Bear got out of bed, pulled on a pair of sweats and a hoodie, wrapped a blanket around his shoulders, then went about the familiar task of figuring out just where Dan had gone.

He eventually found him lying in the bed of the truck, which Bear had chosen to park in the driveway that night, rather than in the garage. He wore the pajama pants he had gone to bed in, and a sweatshirt of Bear's. His toes were turning purple from the cold, but he kept moving his feet from side to side, hoping it would help with the circulation of his blood.

Bear unwrapped the blanket from his shoulders, jumped up into the truck bed, and lay down beside Dan, covering the both of them up, a little worried about the color of Dan's feet.
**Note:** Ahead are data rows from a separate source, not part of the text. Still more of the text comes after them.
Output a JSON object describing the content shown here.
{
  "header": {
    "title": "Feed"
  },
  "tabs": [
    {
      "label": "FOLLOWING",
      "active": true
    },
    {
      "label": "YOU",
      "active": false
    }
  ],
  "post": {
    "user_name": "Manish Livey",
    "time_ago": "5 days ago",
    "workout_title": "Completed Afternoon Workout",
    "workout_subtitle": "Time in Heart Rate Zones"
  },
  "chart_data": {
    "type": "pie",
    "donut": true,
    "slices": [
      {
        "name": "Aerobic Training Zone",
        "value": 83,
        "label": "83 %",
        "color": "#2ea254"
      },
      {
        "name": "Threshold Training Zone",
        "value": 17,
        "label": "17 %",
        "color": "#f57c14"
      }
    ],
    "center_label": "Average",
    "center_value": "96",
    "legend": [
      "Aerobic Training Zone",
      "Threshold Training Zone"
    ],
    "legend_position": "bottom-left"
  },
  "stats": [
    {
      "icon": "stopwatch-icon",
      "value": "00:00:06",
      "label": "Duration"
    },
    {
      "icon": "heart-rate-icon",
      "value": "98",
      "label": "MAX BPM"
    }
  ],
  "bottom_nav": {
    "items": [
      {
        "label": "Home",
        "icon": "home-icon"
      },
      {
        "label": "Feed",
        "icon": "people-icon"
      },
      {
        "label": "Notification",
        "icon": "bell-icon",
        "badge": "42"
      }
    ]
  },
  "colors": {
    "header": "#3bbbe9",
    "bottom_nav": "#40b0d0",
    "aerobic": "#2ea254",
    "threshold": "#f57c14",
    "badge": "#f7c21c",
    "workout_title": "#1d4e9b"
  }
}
He was pretty sure it wasn't healthy for them to be looking like that.

"What are you doing out here?" He asked, voice quiet. "It's freezing."

"Couldn't sleep," was Dan's response, his eyes turned upwards, towards the sky. "Thought I'd come out here to look at the stars." His voice sounded more tired than usual, but Bear chose to ignore it, saying instead,

"It is pretty out tonight." He smiled when Dan hummed in agreement, feeling every movement as he inched closer to the man's body, resting his head on his chest. "Are you sure you don't want me to-"

He stopped in mid-sentence when he turned his head and saw that, for once, Dan had fallen back asleep after rising early. He would have to wake him up soon, to keep his body temperature from dropping too low, but for now, he would just let him sleep.

Bear gave Dan a soft kiss on the lips, then pulled the blanket up to his chin, hoping it would help to warm him.

"I love you," he whispered in Dan's ear, moving the blanket a little closer to his own body, fighting the chill. He pushed his fingers into Dan's hair, playing with the strands, and tilted his neck, getting a better angle from which to watch the stars.